“Those who do not move do not notice their chains.”                     Rosa Luxemburg

Today, a few days before International Women’s Day, the Workers’ Party celebrates the birth in 1871 of Rosa Luxemburg, revolutionary socialist and outstanding advocate of the rights of women. Karl Marx made clear that the oppression of women was based both on the woman’s relationship to production but also her relationship to men and the family. For socialists the women’s question has been an integral part of the struggle for the revolutionary transformation of society.

In 1907, at the International Conference of Socialist Women held in Stuttgart, Clara Zetkin, a close friend and comrade of Rosa Luxemburg, proposed a resolution calling on socialists to fight for universal suffrage. She described the right of working class women to vote as “a weapon in the battle they must wage for humanity to overcome exploitation and class rule. It allows them a greater participation in the struggle for the conquest of political power on the part of the proletariat with the aim of going beyond the capitalist order and building the socialist order, the only one that allows for a radical solution to the women’s question”.

In 1910, at the Second International Conference of Socialist Women held in Copenhagen, Clara Zetkin proposed that every year in every country women should celebrate and press for their demands. The resolution met with unanimous approval and International Women’s Day was born. Since that time International Women’s Day has received global recognition but for socialists this is not a bland celebration but an opportunity to mobilise women in the struggle for equality and socialism.

In the course of the last 100 years socialists throughout the world have been pre-eminent in the struggle for the parity and emancipation of women – the fight for universal suffrage, civil rights, equal pay, housing, health and social security, better child care, educational opportunity, against poverty, the campaign against gender discrimination and harassment, and family planning, to name but a few.

The role of socialists in the struggle for women’s rights, equality and emancipation is not merely historical. That work continues as long as inequality remains. Women are in the front line of the current economic crisis. The denial of equal pay, gender discrimination in employment and beyond, the casualisation of labour, increasing unemployment, public expenditure cuts in health, education and child care impact heavily and disproportionately on women.

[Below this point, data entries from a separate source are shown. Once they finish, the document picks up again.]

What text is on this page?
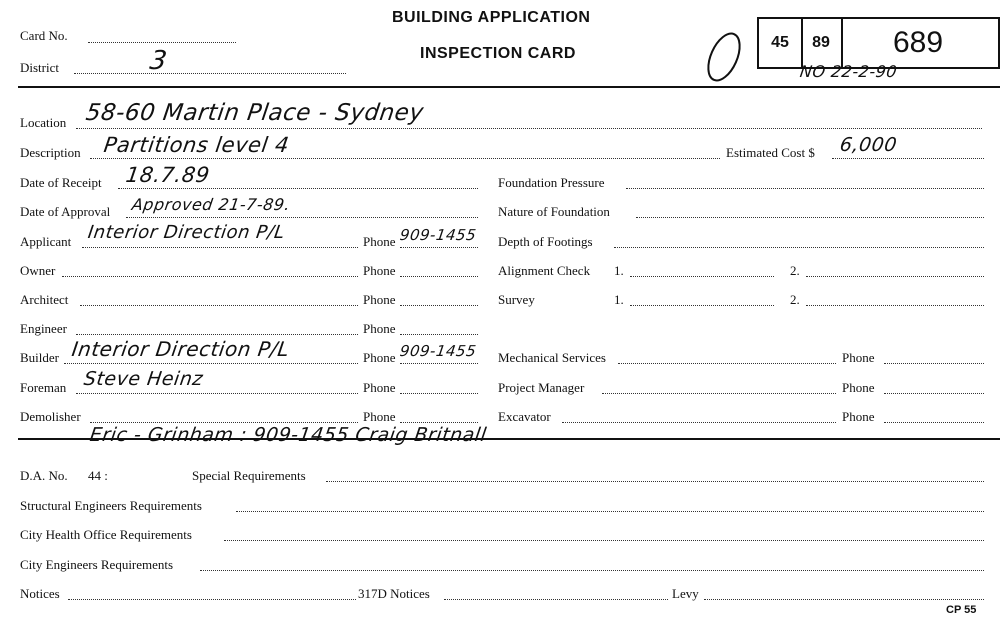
Card No.
District	3
BUILDING APPLICATION
INSPECTION CARD
45	89	689
NO 22-2-90
Location 58-60 Martin Place - Sydney
Description Partitions level 4	Estimated Cost $ 6,000
Date of Receipt 18.7.89
Date of Approval Approved 21-7-89.
Applicant Interior Direction P/L	Phone 909-1455
Owner	Phone
Architect	Phone
Engineer	Phone
Builder Interior Direction P/L	Phone 909-1455
Foreman Steve Heinz	Phone
Demolisher	Phone
Foundation Pressure
Nature of Foundation
Depth of Footings
Alignment Check 1.	2.
Survey	1.	2.
Mechanical Services	Phone
Project Manager	Phone
Excavator	Phone
Eric - Grinham : 909-1455 Craig Britnall
D.A. No. 44 :	Special Requirements
Structural Engineers Requirements
City Health Office Requirements
City Engineers Requirements
Notices	317D Notices	Levy
CP 55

The minority of the population who hold the majority of the wealth are predominantly male. Women are under-represented in the political institutions of the state and local government. Women are routinely subjected to sexual objectification, gender stereotyping, domestic violence, rape, trafficking and prostitution. It is primarily women who continue to carry out the unpaid work and the caring responsibilities in the home.

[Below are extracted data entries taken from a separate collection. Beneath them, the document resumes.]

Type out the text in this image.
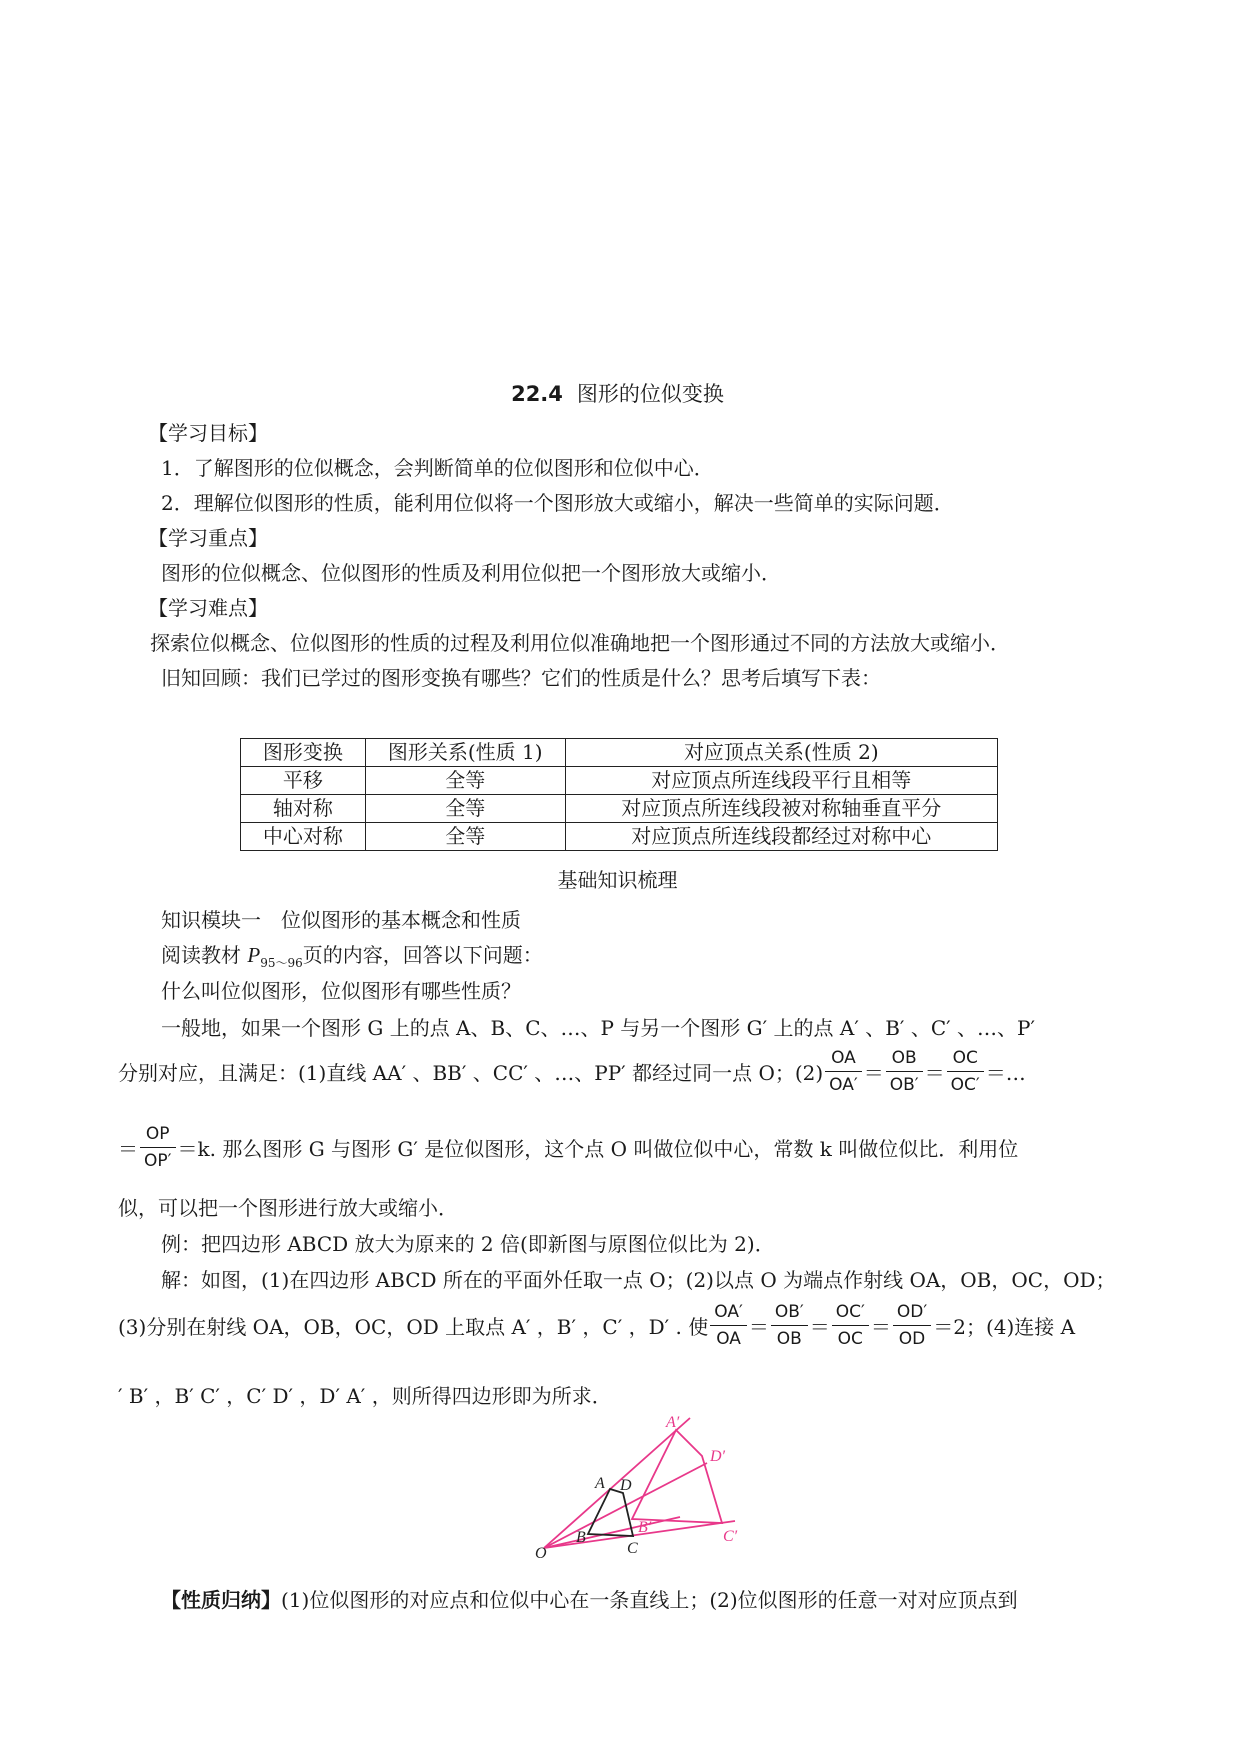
22.4 图形的位似变换
【学习目标】
1．了解图形的位似概念，会判断简单的位似图形和位似中心．
2．理解位似图形的性质，能利用位似将一个图形放大或缩小，解决一些简单的实际问题．
【学习重点】
图形的位似概念、位似图形的性质及利用位似把一个图形放大或缩小．
【学习难点】
探索位似概念、位似图形的性质的过程及利用位似准确地把一个图形通过不同的方法放大或缩小．
旧知回顾：我们已学过的图形变换有哪些？它们的性质是什么？思考后填写下表：
图形变换	图形关系(性质 1)	对应顶点关系(性质 2)
平移	全等	对应顶点所连线段平行且相等
轴对称	全等	对应顶点所连线段被对称轴垂直平分
中心对称	全等	对应顶点所连线段都经过对称中心
基础知识梳理
知识模块一　位似图形的基本概念和性质
阅读教材 $P_{95\sim 96}$页的内容，回答以下问题：
什么叫位似图形，位似图形有哪些性质？
一般地，如果一个图形 G 上的点 A、B、C、…、P 与另一个图形 G′ 上的点 A′ 、B′ 、C′ 、…、P′
分别对应，且满足：(1)直线 AA′ 、BB′ 、CC′ 、…、PP′ 都经过同一点 O；$(2) \frac{OA}{OA'} = \frac{OB}{OB'} = \frac{OC}{OC'}$ ＝…
＝ $\frac{OP}{OP'} =k$. 那么图形 G 与图形 G′ 是位似图形，这个点 O 叫做位似中心，常数 k 叫做位似比．利用位
似，可以把一个图形进行放大或缩小．
例：把四边形 ABCD 放大为原来的 2 倍(即新图与原图位似比为 2)．
解：如图，(1)在四边形 ABCD 所在的平面外任取一点 O；(2)以点 O 为端点作射线 OA，OB，OC，OD；
(3)分别在射线 OA，OB，OC，OD 上取点 A′ ，B′ ，C′ ，D′ . 使 $\frac{OA'}{OA} = \frac{OB'}{OB} = \frac{OC'}{OC} = \frac{OD'}{OD} =2$；(4)连接 A
′ B′ ，B′ C′ ，C′ D′ ，D′ A′ ，则所得四边形即为所求．
O
A D
B
C
A′
D′
B′
C′
【性质归纳】(1)位似图形的对应点和位似中心在一条直线上；(2)位似图形的任意一对对应顶点到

We must continue to address the rights of women, including, family planning and reproductive rights and the right of women to full and equal participation in political decision-making and public life. Women have a vital role to play in the labour and trade union movement, the people’s organisations and in the fight for the revolutionary transformation of society. While it is possible to win important rights for women, to attack gender discrimination and to improve the conditions of working women, the problem of inequality will never be eradicated without the abolition of capitalism. For socialist feminists the struggle against the patriarchal subordination of women also recognises that the oppression of women is intrinsic to the capitalist system.

Socialism remains a precondition for full female emancipation. The commitment to the creation of a truly egalitarian society remains a core value of socialism. The inequality within capitalist society is increasing. The task of attaining parity and emancipation is immediate and on-going. This remains a vital and urgent task for socialists as an essential part of their programme for the revolutionary transformation of society. It is only through the transition from capitalism to socialism that the elimination of exploitation and inequality can be fully realised, only then will it be possible for “the free development of each to be the condition for the free development of all”.